The model improves daily through continuous learning. Agencies improve annually through staff changes and strategy reviews, if they improve at all. The feedback loops are not comparable.
And critically, the accountability is real. If Meridian does not deliver uplift, it does not get paid. The excuses do not matter because the measurement is objective. Either the treatment group outperformed the control group or it did not. The results speak for themselves.
“What if the model fails?”
This objection contains its own answer.
If Meridian fails, the vendor does not get paid. The brand has risked nothing except the time spent on integration and the opportunity cost of the pilot period. The financial exposure sits entirely with the vendor.
This is precisely the point of Alpha pricing. It transfers risk from the brand to the provider. Traditional enterprise software puts the risk on the buyer: pay upfront, hope for results, absorb the loss if results do not materialise. Alpha pricing inverts this: the vendor invests first, delivers results, and gets paid only when value is created.
The willingness to offer Alpha pricing is itself a signal of confidence. Vendors who refuse outcome-based structures are implicitly admitting uncertainty about whether their products actually work. Vendors who accept are making a statement: we believe in this enough to bet on it.
“Why can only you build this? Will everyone else not copy it?”
Anyone can copy a feature. Very few can copy a signal moat.

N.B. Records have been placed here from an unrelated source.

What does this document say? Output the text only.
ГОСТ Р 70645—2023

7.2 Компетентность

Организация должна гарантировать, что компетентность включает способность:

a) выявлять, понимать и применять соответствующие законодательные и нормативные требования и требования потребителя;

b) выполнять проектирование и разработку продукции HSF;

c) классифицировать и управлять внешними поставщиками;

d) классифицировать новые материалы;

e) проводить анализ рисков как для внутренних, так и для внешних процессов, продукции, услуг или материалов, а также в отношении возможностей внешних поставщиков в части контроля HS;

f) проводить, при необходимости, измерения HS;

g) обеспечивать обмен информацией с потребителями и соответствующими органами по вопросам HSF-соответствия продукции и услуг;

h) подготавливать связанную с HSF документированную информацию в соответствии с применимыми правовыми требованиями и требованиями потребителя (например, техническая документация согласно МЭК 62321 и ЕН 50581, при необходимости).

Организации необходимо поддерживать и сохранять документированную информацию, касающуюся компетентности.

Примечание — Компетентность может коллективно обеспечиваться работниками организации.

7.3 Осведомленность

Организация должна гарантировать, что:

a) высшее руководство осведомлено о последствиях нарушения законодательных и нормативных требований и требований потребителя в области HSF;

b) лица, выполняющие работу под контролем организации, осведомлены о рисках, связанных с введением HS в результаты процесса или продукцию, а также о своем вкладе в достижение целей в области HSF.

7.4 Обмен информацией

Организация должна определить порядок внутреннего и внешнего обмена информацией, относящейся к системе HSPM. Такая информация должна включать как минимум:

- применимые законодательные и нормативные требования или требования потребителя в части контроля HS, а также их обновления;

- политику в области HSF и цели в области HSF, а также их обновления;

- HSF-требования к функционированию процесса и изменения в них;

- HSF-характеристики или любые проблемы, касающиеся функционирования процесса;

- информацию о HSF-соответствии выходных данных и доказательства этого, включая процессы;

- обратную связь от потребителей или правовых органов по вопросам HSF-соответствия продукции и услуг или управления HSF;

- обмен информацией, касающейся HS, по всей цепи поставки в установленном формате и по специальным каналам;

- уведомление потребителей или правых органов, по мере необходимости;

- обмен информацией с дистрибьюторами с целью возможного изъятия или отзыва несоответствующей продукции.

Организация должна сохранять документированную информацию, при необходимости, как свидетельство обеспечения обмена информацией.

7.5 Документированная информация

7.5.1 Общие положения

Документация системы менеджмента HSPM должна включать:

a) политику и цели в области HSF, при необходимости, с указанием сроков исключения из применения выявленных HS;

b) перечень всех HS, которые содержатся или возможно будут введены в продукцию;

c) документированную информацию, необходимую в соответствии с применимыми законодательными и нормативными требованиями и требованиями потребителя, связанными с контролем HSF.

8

Meridian’s edge comes from unifying three signal streams that most systems treat separately:
- Engagement signals from owned channels — what customers open, ignore, click, dwell on, abandon, return to. These signals reveal attention patterns and preference dynamics that no other source can provide.

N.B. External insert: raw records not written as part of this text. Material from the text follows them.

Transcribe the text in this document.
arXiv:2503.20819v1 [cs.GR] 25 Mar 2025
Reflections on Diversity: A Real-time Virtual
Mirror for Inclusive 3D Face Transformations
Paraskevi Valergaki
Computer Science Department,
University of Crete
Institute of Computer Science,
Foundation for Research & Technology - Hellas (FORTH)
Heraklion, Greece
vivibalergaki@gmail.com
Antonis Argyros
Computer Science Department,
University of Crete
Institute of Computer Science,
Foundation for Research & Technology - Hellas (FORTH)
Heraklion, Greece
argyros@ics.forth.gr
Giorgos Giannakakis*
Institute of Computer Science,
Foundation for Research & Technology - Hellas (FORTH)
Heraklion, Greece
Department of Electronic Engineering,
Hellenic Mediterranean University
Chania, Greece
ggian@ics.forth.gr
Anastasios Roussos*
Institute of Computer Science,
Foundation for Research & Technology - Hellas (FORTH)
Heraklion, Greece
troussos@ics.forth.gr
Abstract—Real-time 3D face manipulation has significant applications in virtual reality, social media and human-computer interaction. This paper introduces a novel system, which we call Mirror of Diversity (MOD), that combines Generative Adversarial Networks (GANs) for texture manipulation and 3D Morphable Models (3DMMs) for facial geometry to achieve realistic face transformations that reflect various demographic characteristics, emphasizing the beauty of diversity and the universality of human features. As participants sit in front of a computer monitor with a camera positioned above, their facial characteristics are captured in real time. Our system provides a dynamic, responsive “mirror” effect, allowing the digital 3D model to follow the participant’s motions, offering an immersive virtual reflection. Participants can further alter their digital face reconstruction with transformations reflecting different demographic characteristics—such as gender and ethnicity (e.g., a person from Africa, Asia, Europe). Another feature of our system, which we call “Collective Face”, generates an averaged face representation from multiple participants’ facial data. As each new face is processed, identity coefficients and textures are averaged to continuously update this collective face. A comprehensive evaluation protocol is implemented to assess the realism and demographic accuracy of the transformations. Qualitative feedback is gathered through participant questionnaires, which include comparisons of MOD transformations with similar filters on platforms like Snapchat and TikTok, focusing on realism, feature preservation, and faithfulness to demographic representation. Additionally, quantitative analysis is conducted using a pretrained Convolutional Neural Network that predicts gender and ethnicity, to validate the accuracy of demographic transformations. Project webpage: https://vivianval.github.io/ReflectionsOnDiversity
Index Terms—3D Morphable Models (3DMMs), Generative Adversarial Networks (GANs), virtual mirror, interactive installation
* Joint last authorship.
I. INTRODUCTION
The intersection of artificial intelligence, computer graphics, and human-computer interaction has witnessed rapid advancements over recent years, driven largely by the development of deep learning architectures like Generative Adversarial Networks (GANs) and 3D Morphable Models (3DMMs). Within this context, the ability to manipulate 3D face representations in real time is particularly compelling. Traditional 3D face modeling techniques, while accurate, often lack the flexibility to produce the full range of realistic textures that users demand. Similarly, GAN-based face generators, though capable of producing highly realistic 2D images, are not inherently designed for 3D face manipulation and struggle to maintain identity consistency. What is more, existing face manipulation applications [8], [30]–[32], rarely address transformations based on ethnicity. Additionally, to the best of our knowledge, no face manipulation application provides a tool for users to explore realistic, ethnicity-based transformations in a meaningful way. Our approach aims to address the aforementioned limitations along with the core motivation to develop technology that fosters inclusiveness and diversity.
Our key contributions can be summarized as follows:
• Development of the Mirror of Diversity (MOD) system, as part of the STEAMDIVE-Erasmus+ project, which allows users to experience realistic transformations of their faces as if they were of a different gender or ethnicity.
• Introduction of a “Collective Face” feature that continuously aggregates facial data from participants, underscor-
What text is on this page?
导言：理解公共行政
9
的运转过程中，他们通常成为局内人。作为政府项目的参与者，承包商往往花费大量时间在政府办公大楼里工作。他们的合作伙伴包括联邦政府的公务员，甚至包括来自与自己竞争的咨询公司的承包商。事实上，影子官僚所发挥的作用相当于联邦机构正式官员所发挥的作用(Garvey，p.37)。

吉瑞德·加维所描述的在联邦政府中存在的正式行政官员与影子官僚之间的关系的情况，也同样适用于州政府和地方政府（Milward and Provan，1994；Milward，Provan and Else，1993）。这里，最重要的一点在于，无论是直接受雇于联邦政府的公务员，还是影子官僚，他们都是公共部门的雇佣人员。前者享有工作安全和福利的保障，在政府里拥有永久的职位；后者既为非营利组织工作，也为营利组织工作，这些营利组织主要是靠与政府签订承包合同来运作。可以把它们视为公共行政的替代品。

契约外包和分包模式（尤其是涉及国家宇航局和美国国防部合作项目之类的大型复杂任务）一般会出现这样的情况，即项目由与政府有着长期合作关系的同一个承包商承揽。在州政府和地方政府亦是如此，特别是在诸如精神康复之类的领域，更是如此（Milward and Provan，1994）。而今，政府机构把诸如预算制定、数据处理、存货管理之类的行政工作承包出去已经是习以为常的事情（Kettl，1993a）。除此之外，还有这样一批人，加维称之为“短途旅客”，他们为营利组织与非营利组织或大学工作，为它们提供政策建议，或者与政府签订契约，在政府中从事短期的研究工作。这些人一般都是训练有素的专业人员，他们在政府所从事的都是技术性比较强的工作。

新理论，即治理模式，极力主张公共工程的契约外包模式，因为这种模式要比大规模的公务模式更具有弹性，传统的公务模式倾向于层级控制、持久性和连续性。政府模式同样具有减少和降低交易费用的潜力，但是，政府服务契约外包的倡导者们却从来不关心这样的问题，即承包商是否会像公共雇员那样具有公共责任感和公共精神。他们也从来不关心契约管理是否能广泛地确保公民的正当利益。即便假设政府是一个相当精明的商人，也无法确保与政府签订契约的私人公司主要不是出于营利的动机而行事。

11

- Channel signals from messaging infrastructure — responses to emails, behaviour on WhatsApp, interactions with push notifications, timing patterns across communication modes. These signals reveal channel preferences and responsiveness that engagement data alone cannot capture.
- Discovery signals from on-site search and browse — queries entered, refinements made, products viewed, paths abandoned, recommendations clicked or ignored. These signals reveal intent and consideration that messaging data alone cannot see.
When these three signal streams feed the same Context Graph, learning compounds across the entire customer experience. The insight from a search query informs the email timing. The email response refines the product recommendations. The recommendation click updates the BrandTwin’s preference model. The cycle continues, each signal enriching the others.
This integration is the moat. Competitors who have only engagement data see part of the picture. Competitors who have only discovery data see a different part. The complete view requires all three — and building that integration from scratch takes years of infrastructure investment and data accumulation.
Every brand that joins the system makes the system smarter. Anonymised patterns across hundreds of brands create consumer intelligence that no single-brand solution can match. The model learns that customers who behave like this tend to drift for these reasons and respond to these interventions — not from one brand’s limited data but from the collective experience of an ecosystem.
This is precisely how adtech built its moat. Google and Meta aggregated signals across millions of advertisers to enable precision targeting that no single brand could achieve alone. The more advertisers participated, the smarter the system became. That network effect is why they dominate acquisition.
Meridian applies the same principle to retention. Every brand on the system makes the system smarter. Anonymised patterns across hundreds of brands create consumer intelligence that no single-brand solution can match.
This is the network effect that becomes defensible. Early adopters benefit from the intelligence that later adopters contribute. The gap compounds over time.